No money made yet. So where does the money come from this "tribe" model. It's concerts! Live shows! AND licensing your music to TV shows and movies in order to create a larger tribe. Once your tribe gets bigger then you can have a larger concert. Merchandise is another great money maker. Also, Seth stated that you need to offer these tribes tools to find new music. That's exactly where a site like Music Emissions comes in. We strive on recommendations. You like one band, then you might like this other one. Look at our Radiohead page. You'll see a handful of new artists that you might like because of your declared love of Radiohead. You'll also see fellow fans of Radiohead you can converse with and befriend them, ultimately getting recommendations from someone with the same tastes as you. I digress. The point is Music Emissions has NOTHING to do with making the music. The purpose of this site is to get new music into the right hands. It works! Oh, and we sell advertising to bands/labels/services who want to be exposed to these rabid music fans.

So in the end, music is free, or needs to be! The hurdles to this model have already been overcome with tools like Soulseek, Limewire, and BitTorrent. The labels just need to ensure that the material being distributed on these networks is quality. If it is a low 96kbps quality then no one is going to enjoy it and pass it on. Labels also need to ensure that the right social networks are in place in order to get new music to the right place. A Jayhawks fan should be recommended the new Gary Louris immediately.
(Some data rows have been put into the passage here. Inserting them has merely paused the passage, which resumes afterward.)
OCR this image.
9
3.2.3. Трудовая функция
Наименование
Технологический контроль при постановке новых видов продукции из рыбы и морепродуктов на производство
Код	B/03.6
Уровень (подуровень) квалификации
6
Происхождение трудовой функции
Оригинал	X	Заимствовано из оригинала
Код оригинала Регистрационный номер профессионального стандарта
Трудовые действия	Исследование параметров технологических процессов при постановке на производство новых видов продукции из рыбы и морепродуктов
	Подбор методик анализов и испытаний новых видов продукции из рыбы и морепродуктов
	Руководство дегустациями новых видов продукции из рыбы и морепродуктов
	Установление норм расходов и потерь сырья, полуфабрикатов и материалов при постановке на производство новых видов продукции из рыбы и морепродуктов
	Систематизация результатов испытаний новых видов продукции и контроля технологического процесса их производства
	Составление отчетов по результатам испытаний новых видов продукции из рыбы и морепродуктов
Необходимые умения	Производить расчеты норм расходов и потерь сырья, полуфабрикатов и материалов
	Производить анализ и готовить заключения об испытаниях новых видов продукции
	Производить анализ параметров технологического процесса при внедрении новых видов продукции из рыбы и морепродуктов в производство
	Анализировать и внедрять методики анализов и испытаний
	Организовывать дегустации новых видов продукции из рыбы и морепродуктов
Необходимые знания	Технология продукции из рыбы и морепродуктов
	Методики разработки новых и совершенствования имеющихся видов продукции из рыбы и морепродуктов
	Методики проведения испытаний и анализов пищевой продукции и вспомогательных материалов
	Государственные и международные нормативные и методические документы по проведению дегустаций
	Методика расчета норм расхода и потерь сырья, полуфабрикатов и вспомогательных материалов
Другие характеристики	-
They would probably not care about the new Pinback though.

Discuss. 

Comments:

digitalbath says:

I'll start off by admitting that unless I particularly want to give some of my money to a group (I bought a physical copy of Scabdates after hearing how amazing The Bedlam in Goliath was, and I bought a physical copy of Year Zero Remixed).  Other than that, to be honest, I haven't bought music in years.  A lot of my music collection has come from a torrent website (which got busted by the po') oink.cd.  But I also don't think I was doing anything wrong.
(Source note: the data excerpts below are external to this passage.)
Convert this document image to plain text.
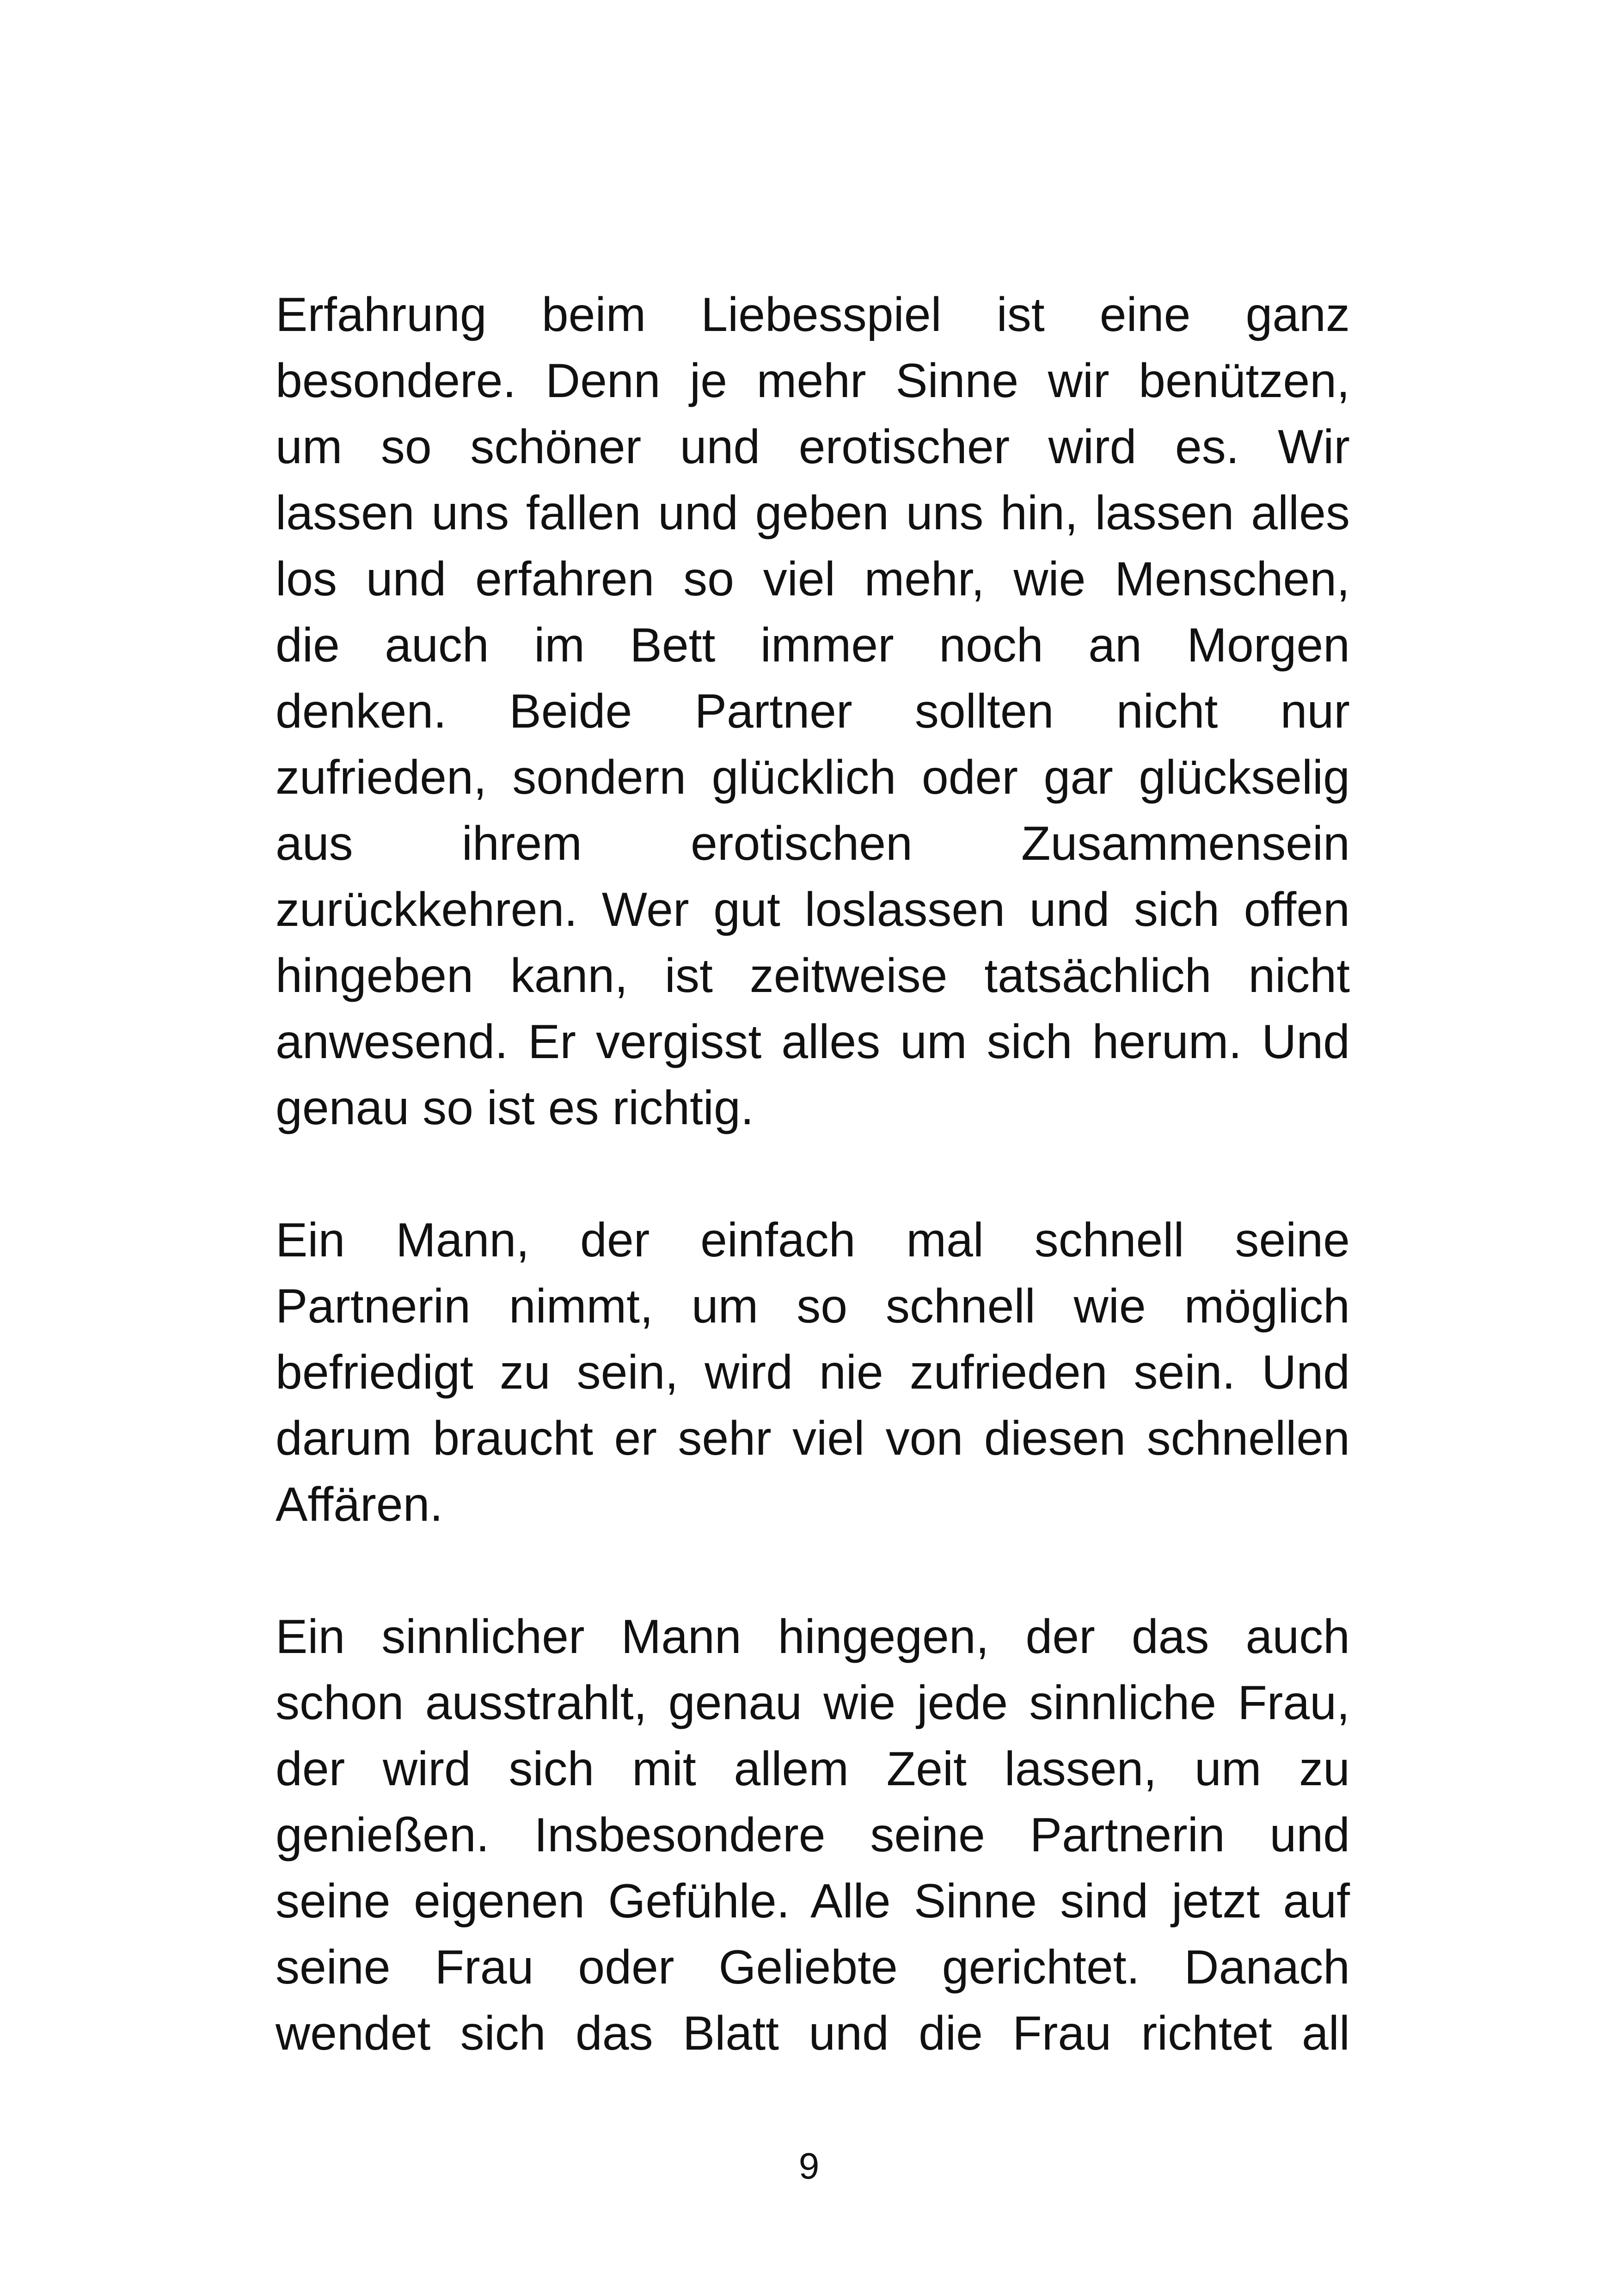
Erfahrung beim Liebesspiel ist eine ganz
besondere. Denn je mehr Sinne wir benützen,
um so schöner und erotischer wird es. Wir
lassen uns fallen und geben uns hin, lassen alles
los und erfahren so viel mehr, wie Menschen,
die auch im Bett immer noch an Morgen
denken. Beide Partner sollten nicht nur
zufrieden, sondern glücklich oder gar glückselig
aus ihrem erotischen Zusammensein
zurückkehren. Wer gut loslassen und sich offen
hingeben kann, ist zeitweise tatsächlich nicht
anwesend. Er vergisst alles um sich herum. Und
genau so ist es richtig.
Ein Mann, der einfach mal schnell seine
Partnerin nimmt, um so schnell wie möglich
befriedigt zu sein, wird nie zufrieden sein. Und
darum braucht er sehr viel von diesen schnellen
Affären.
Ein sinnlicher Mann hingegen, der das auch
schon ausstrahlt, genau wie jede sinnliche Frau,
der wird sich mit allem Zeit lassen, um zu
genießen. Insbesondere seine Partnerin und
seine eigenen Gefühle. Alle Sinne sind jetzt auf
seine Frau oder Geliebte gerichtet. Danach
wendet sich das Blatt und die Frau richtet all
9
30 second previews aren't a good indicator of whether you'll like an album or not and even with those previews you know they are singling out the best 30 seconds of the song (if there is a best 30 seconds of a song).  Besides that, I feel that if you can get music for free, you can get one album from a group and may like them enough that you feel compelled to give them your money and buy a physical copy of their albums.  
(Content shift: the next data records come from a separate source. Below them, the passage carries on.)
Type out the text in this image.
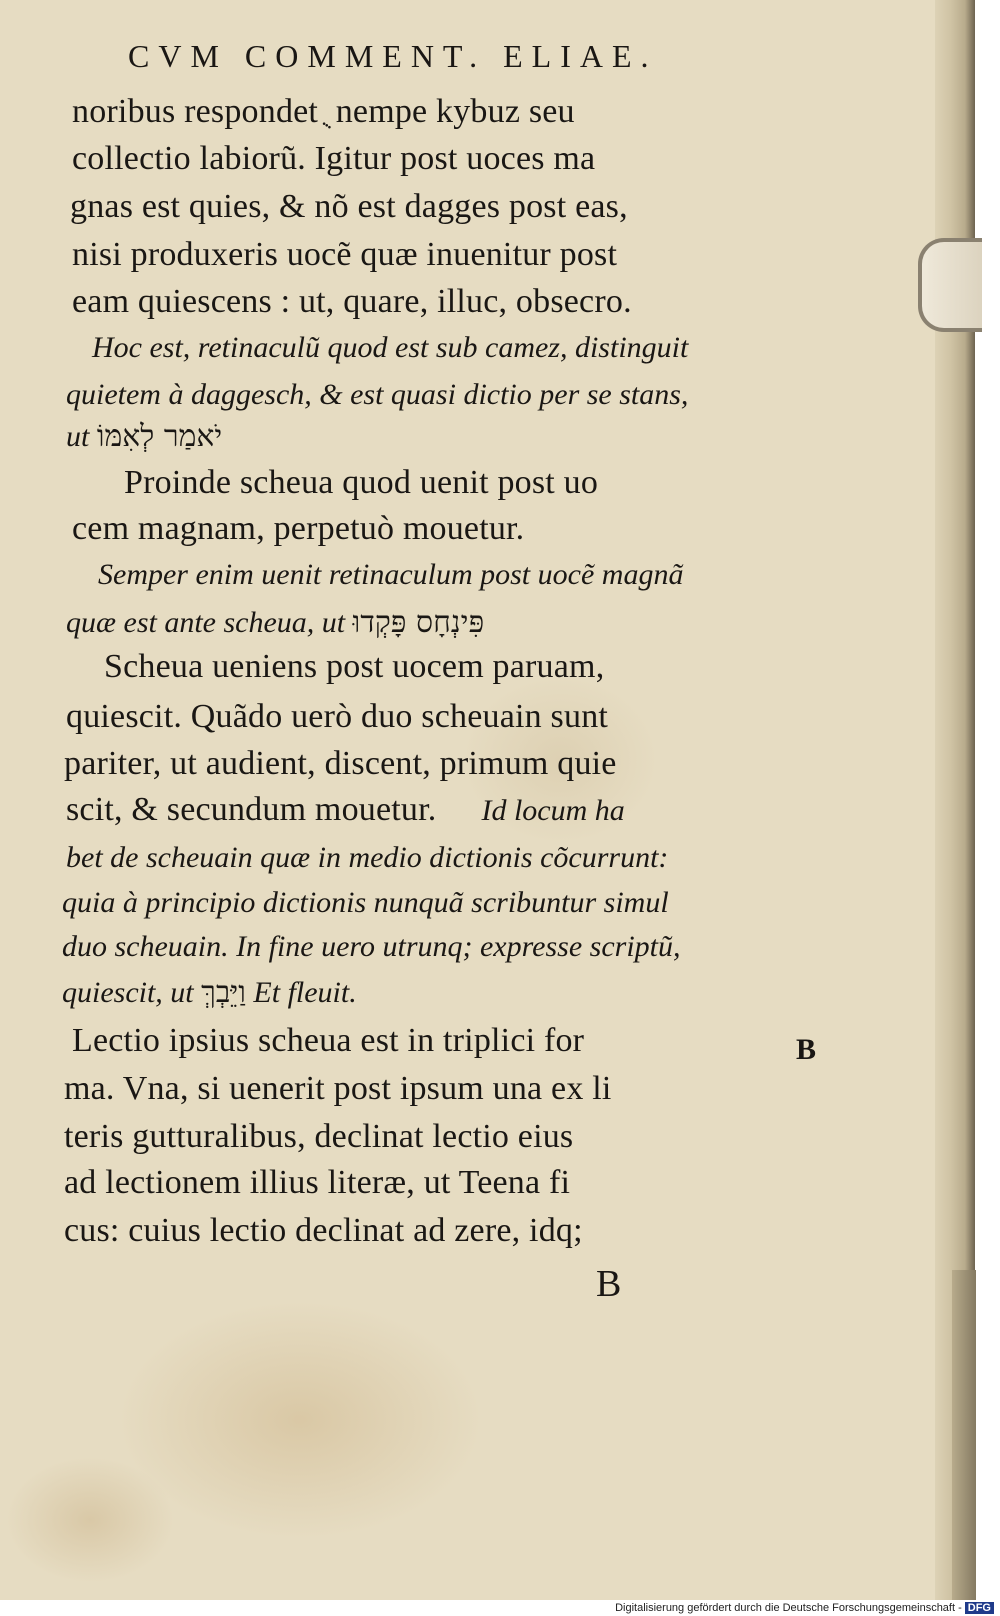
CVM COMMENT. ELIAE.
noribus respondet ֻ nempe kybuz seu
collectio labiorũ. Igitur post uoces ma
gnas est quies, & nõ est dagges post eas,
nisi produxeris uocẽ quæ inuenitur post
eam quiescens : ut, quare, illuc, obsecro.
Hoc est, retinaculũ quod est sub camez, distinguit
quietem à daggesch, & est quasi dictio per se stans,
ut יֹאמַר לְאִמּוֹ
Proinde scheua quod uenit post uo
cem magnam, perpetuò mouetur.
Semper enim uenit retinaculum post uocẽ magnã
quæ est ante scheua, ut פִּינְחָס פָּקְדוּ
Scheua ueniens post uocem paruam,
quiescit. Quãdo uerò duo scheuain sunt
pariter, ut audient, discent, primum quie
scit, & secundum mouetur.      Id locum ha
bet de scheuain quæ in medio dictionis cõcurrunt:
quia à principio dictionis nunquã scribuntur simul
duo scheuain. In fine uero utrunq; expresse scriptũ,
quiescit, ut וַיֵּבְךְּ Et fleuit.
Lectio ipsius scheua est in triplici for
ma. Vna, si uenerit post ipsum una ex li
teris gutturalibus, declinat lectio eius
ad lectionem illius literæ, ut Teena fi
cus: cuius lectio declinat ad zere, idq;
B
B
Digitalisierung gefördert durch die Deutsche Forschungsgemeinschaft - DFG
Anyways, I fully agree with you on the concert topic.  Live shows should be where a band makes a majority of their money.  Especially considering the mainstream media.  I absolutely despise the idea that a band like Good Charlotte can make millions off of their first album which is one of the most poorly produced albums I've ever listened to.  Yeah the songs probably appeal to a large majority of idiotic listeners out there who don't know a C note from a broken leg, but it has no true musical appeal.  If a lot of people want to come to their shows and give them money that way, by all means, do it.  I just don't think they should be rewarded for writing a song about a boring and over-done topic that was written with the most basic of musical skill.  That last album was more a general statement for all mainstream groups out there.

Also, I think there is great potential for bands who have established themselves in the music industry to still make money off of their downloads.  Take Radiohead for example.  When they first released In Rainbows, they were allowing listeners to pay whatever they wanted.  However, since they avoided the cost of making physical copies of the cd's, even if half of the people that downloaded the album dicked them over and gave nothing, they're still making more than they would putting it out through a label who would dick them over more than their fans.

I'm just rambling so I'll end with that.